An unbiased estimator of the ratio of two regression coefficients? Suppose you fit a linear/logistic regression $g(y) = a_0 + a_1\cdot x_1 + a_2\cdot x_2$, with the aim of an unbiased estimate of $\frac{a_1}{a_2}$.  You are very confident that both $a_1$ and $a_2$ are very positive relative to the noise in their estimations.
If you have the joint covariance of $a_1, a_2$, you could calculate, or at least simulate the answer.  Are there any better ways, and in real-life problems with a lot of data, how much trouble do you get in for taking the ratio of estimates, or for taking a half-step and assuming the coefficients are independent?

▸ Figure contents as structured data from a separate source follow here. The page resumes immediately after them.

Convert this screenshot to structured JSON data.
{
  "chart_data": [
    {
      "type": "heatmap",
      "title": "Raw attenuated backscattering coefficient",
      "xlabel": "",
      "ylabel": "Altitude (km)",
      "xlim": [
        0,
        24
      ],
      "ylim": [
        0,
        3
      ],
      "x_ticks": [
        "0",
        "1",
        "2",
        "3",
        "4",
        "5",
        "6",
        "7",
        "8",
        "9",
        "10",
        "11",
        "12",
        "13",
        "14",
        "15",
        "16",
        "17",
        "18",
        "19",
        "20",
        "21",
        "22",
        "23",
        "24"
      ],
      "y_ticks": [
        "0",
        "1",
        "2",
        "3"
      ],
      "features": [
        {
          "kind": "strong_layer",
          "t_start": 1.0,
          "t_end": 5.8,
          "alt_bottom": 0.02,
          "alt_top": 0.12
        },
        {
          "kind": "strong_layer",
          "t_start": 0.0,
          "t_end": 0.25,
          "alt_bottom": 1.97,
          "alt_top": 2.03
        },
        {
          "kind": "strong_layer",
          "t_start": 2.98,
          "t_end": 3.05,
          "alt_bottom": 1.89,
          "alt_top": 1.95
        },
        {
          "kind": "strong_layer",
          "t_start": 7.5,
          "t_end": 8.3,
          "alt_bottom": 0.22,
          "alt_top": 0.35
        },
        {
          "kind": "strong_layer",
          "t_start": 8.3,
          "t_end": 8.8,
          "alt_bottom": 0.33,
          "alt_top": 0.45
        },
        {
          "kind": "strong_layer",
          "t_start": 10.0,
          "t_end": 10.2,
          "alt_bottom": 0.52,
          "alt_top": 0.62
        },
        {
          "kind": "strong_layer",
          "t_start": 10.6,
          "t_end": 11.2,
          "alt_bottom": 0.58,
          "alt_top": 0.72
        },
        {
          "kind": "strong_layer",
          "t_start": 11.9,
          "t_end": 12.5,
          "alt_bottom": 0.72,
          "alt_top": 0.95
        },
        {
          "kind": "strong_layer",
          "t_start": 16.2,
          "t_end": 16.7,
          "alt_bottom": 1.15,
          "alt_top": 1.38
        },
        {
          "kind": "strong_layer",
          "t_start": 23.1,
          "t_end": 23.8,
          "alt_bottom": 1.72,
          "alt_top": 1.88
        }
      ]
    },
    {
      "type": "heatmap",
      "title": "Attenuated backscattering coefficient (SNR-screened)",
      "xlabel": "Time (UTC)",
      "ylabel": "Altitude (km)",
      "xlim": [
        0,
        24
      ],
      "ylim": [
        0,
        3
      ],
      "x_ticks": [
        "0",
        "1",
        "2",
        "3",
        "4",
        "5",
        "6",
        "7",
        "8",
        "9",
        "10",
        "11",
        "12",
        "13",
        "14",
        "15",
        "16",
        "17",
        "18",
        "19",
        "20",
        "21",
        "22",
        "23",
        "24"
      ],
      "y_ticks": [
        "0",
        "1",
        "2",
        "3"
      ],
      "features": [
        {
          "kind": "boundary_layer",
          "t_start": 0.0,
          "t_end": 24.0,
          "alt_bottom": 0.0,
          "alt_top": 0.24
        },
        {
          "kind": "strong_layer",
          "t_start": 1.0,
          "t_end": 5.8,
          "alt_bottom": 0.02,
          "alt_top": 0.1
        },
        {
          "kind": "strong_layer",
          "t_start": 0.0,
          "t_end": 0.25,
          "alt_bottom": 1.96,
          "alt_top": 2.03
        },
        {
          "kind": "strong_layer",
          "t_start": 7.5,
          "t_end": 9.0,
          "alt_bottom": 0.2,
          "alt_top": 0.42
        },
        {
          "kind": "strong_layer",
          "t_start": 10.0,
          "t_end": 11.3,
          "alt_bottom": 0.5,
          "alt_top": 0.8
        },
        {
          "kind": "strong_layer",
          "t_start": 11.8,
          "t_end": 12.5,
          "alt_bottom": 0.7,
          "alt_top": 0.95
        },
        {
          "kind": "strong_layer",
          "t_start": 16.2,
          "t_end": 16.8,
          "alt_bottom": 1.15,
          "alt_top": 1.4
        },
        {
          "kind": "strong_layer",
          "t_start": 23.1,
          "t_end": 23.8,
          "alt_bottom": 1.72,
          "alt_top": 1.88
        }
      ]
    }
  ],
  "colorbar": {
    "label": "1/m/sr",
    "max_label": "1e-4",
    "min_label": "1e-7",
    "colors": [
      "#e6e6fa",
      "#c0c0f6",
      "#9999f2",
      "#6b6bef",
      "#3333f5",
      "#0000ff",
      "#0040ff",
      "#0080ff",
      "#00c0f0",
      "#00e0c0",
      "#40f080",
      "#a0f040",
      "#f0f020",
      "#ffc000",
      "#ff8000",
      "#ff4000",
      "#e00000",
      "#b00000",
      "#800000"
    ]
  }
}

 A: I would suggest doing error propagation on the variable type and minimize either the error or relative error of $\frac{a_1}{a_2}$. For example, from Strategies for Variance Estimation or Wikipedia
$f = \frac{A}{B}\,$
$\sigma_f^2 \approx f^2 \left[\left(\frac{\sigma_A}{A}\right)^2 + \left(\frac{\sigma_B}{B}\right)^2 - 2\frac{\sigma_{AB}}{AB} \right]$
$\sigma_f \approx \left| f \right| \sqrt{ \left(\frac{\sigma_A}{A}\right)^2 + \left(\frac{\sigma_B}{B}\right)^2 - 2\frac{\sigma_{AB}}{AB} }$
As a guess, you probably want to minimize $(\frac{\sigma_f}{f})^2$. It is important to understand that when one does regression to find a best parameter target, one has forsaken goodness of fit. The fit process will find a best $\frac{A}{B}$, and this is definitively not related to minimizing residuals. This has been done before by taking logarithms of a non-linear fit equation, for which multiple linear applied with a different parameter target and Tikhonov regularization.
The moral of this story is that unless one asks the data to yield the answer that one desires, one will not obtain that answer. And, regression that does not specify the desired answer as a minimization target will not answer the question.